Reworking the Atlas CLI

The current CLI for Atlas was always a stopgap measure – something to let me invoke it on the command line during development. The time has come for a real user interface though. This post is really just me thinking through how this should work - it is rambly, but capturing the reasoning is helpful :-)

Project Centric

It has become apparent that Atlas is project-centric, such as git. A common and useful pattern for project centric stuff is to slap it all into a version-controllable directory, and provide a nice way to kickstart a new project. So, we have the beginning of our interactions:

$ atlas init

This will populate the current directory with a barebones atlas project, and initialize atlas’s state keeping. We’ll encourage the seperation of environment and system model, so let’s drop two files, a system model and a development environment description. As Atlas exists right now, that would be something like system.rb and env-dev.rb.

System and Environment Model Definitions

These two things, system model and environment description, are the heart of an atlas project so we want them to be front and center when you look at a project. I’d like to drop them right in the root of the project, but this conflicts with another desire – that we be able to detect and load system models and environment descriptors for a project.

Once a system starts growing, but before it really has a number of teams working on it or using it, I expect it will be very common to drop all the parts of the system into one project via seperate files, organized as makes sense for the system. Right now that is awkward, any files aside from the root must be explicitely included as external elements in the system model. This works but in the case of the environment descriptor, when you have multiple environments, means checking out the project multiple times and initializing each checkout for a different environment. Yuck.

To complicate it further, it is becoming apparent that in order to make systems composable from external models (ie, if Basho were to provide a descriptor for a Riak system, or Puppet Labs for a Puppet it would be nice to just have to reference one URL for it. It is convenient to allow one file to describe both the environment and the system in this case. Additionally, it has become apparent that sometimes an environment needs to define system elements. In the EC2 case, for example, this might be creating a VPN instance so the machine running atlas can connect to instances inside a security group.

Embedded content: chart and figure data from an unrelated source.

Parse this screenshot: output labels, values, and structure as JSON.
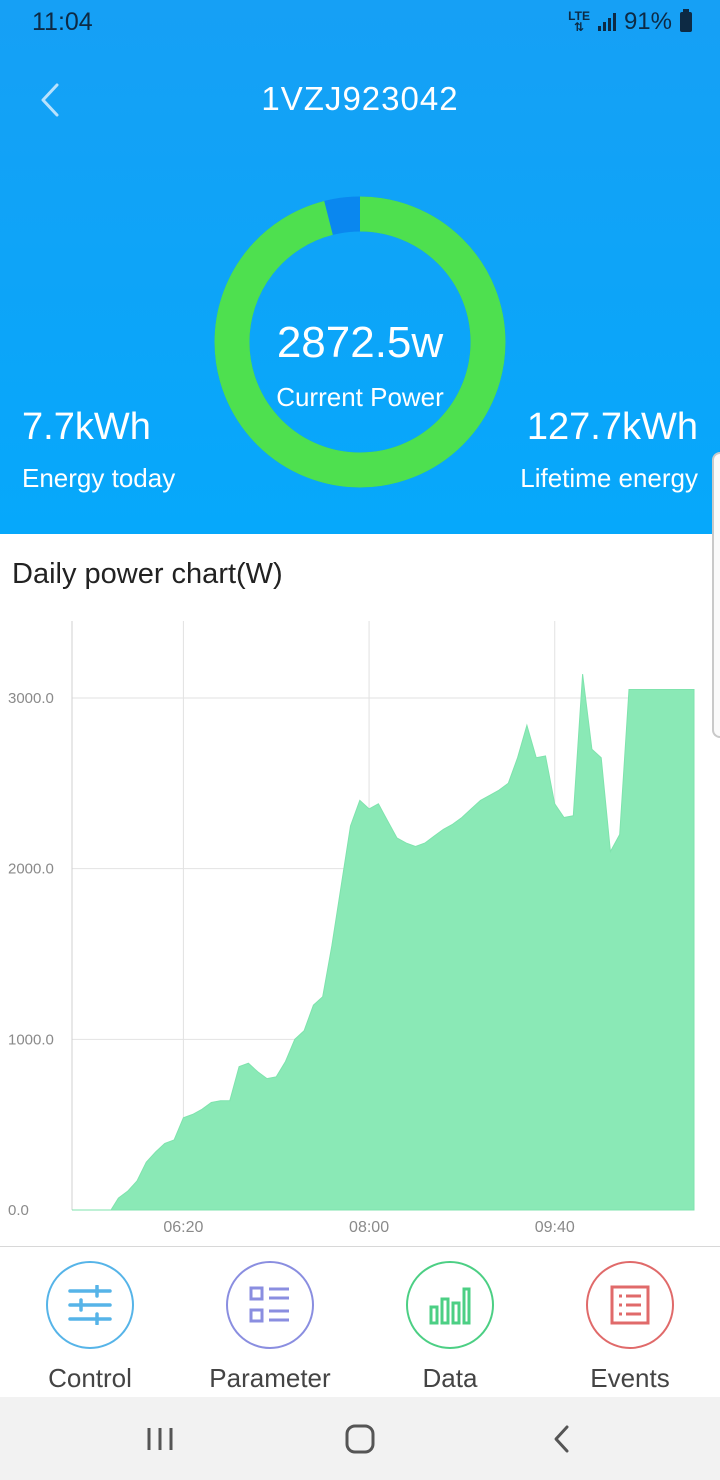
{
  "status_bar": {
    "time": "11:04",
    "network": "LTE",
    "battery": "91%"
  },
  "header": {
    "title": "1VZJ923042"
  },
  "gauge": {
    "value": "2872.5w",
    "label": "Current Power",
    "fraction": 0.96,
    "color_main": "#4ee04f",
    "color_rest": "#0a87ef"
  },
  "stats": {
    "today": {
      "value": "7.7kWh",
      "label": "Energy today"
    },
    "lifetime": {
      "value": "127.7kWh",
      "label": "Lifetime energy"
    }
  },
  "chart": {
    "title": "Daily power chart(W)"
  },
  "chart_data": {
    "type": "area",
    "title": "Daily power chart(W)",
    "ylim": [
      0,
      3000
    ],
    "yticks": [
      "0.0",
      "1000.0",
      "2000.0",
      "3000.0"
    ],
    "xticks": [
      "06:20",
      "08:00",
      "09:40"
    ],
    "xlim": [
      "05:20",
      "10:55"
    ],
    "grid": true,
    "color": "#8ae9b6",
    "series": [
      {
        "x": [
          "05:20",
          "05:41",
          "05:45",
          "05:50",
          "05:55",
          "06:00",
          "06:05",
          "06:10",
          "06:15",
          "06:20",
          "06:25",
          "06:30",
          "06:35",
          "06:40",
          "06:45",
          "06:50",
          "06:55",
          "07:00",
          "07:05",
          "07:10",
          "07:15",
          "07:20",
          "07:25",
          "07:30",
          "07:35",
          "07:40",
          "07:45",
          "07:50",
          "07:55",
          "08:00",
          "08:05",
          "08:10",
          "08:15",
          "08:20",
          "08:25",
          "08:30",
          "08:35",
          "08:40",
          "08:45",
          "08:50",
          "08:55",
          "09:00",
          "09:05",
          "09:10",
          "09:15",
          "09:20",
          "09:25",
          "09:30",
          "09:35",
          "09:40",
          "09:45",
          "09:50",
          "09:55",
          "10:00",
          "10:05",
          "10:10",
          "10:15",
          "10:20",
          "10:25",
          "10:30",
          "10:35",
          "10:40",
          "10:45",
          "10:50",
          "10:55"
        ],
        "y": [
          0,
          0,
          70,
          110,
          170,
          280,
          340,
          390,
          410,
          540,
          560,
          590,
          630,
          640,
          640,
          840,
          860,
          810,
          770,
          780,
          870,
          1000,
          1050,
          1200,
          1250,
          1550,
          1900,
          2250,
          2400,
          2350,
          2380,
          2280,
          2180,
          2150,
          2130,
          2150,
          2190,
          2230,
          2260,
          2300,
          2350,
          2400,
          2430,
          2460,
          2500,
          2650,
          2840,
          2650,
          2660,
          2380,
          2300,
          2310,
          3140,
          2700,
          2650,
          2100,
          2200,
          3050,
          3050,
          3050,
          3050,
          3050,
          3050,
          3050,
          3050
        ]
      }
    ]
  },
  "tabs": [
    {
      "label": "Control",
      "icon": "sliders-icon",
      "color": "#56b4e8"
    },
    {
      "label": "Parameter",
      "icon": "list-grid-icon",
      "color": "#8a8ee0"
    },
    {
      "label": "Data",
      "icon": "bar-chart-icon",
      "color": "#4ccf84"
    },
    {
      "label": "Events",
      "icon": "document-list-icon",
      "color": "#e06a6a"
    }
  ],
  "nav": {
    "recents": "recents-icon",
    "home": "home-icon",
    "back": "back-icon"
  }
}
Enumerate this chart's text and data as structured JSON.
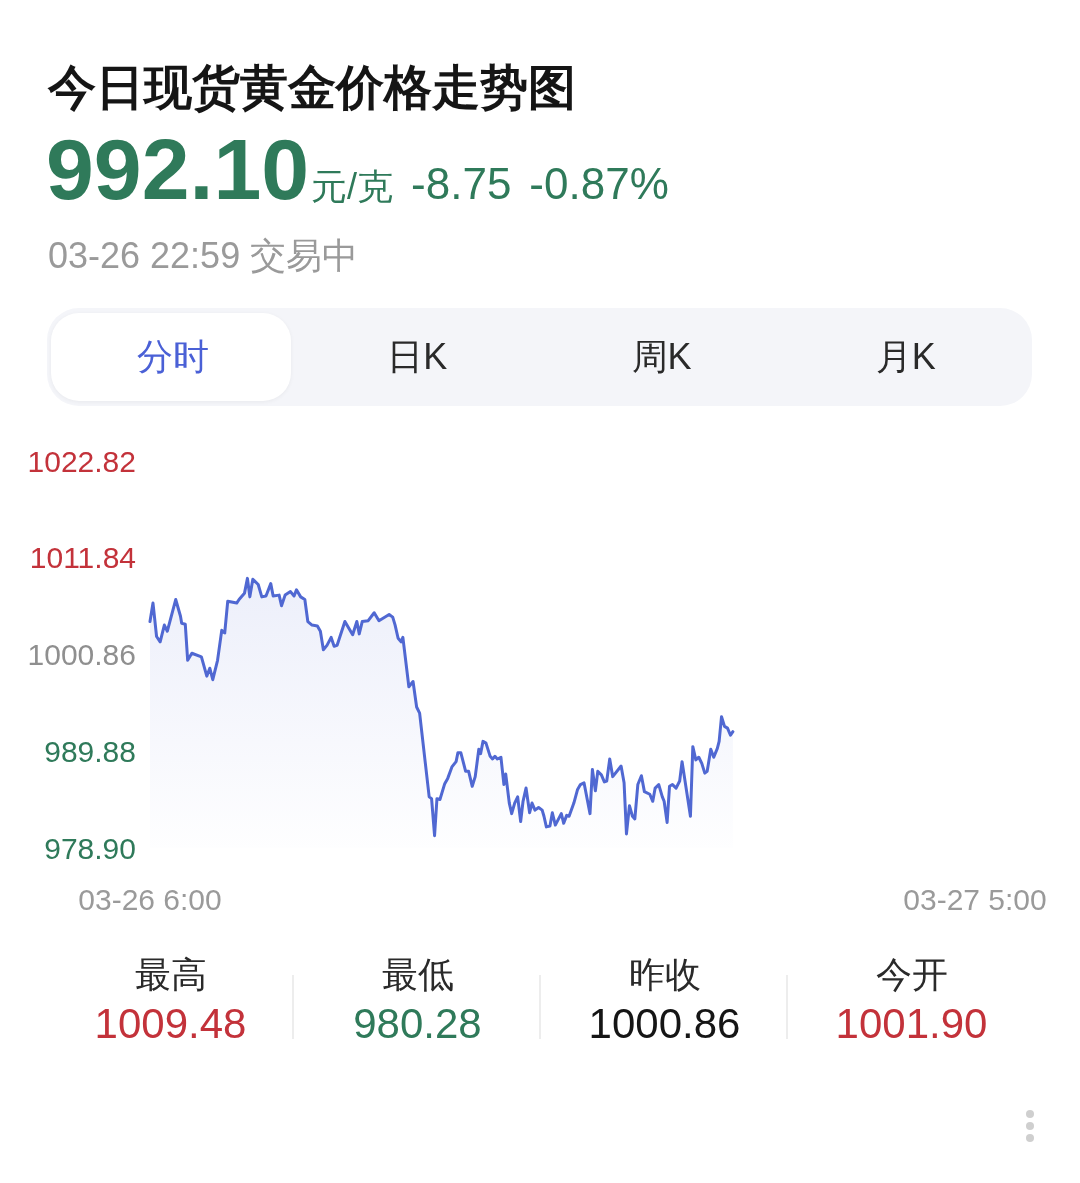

Given that we want to have arbitrary environment and system models for a project, we’d like them to take center stage in the root of the project, and finally we migh want other convenience scripts in the root of the project, one option seems to be just changing their extension and globbing them together to load – ie, system.atlas and dev-env.atlas.

Given that atlas descriptors are ruby files, this is inconvenient for automatic file type detection for code highlighting, which is unfortunate.

Another option is to give up on the root and drop a model/ directory which contains the system and environment descriptors. Model is an overloaded term, due use of the word to describe database access code in Rails-inspired web frameworks. In this case, it is used to represent a model of the system and environments in which the system will run.

Using a model/ directory gives a slight affordance to new users in that when the open a descriptor, it is nicely highlighted. This is small, but frankly really handy. I don’t have my .emacs on every machine I may need to muck around with models from and syntax highlighting really helps with reading this stuff.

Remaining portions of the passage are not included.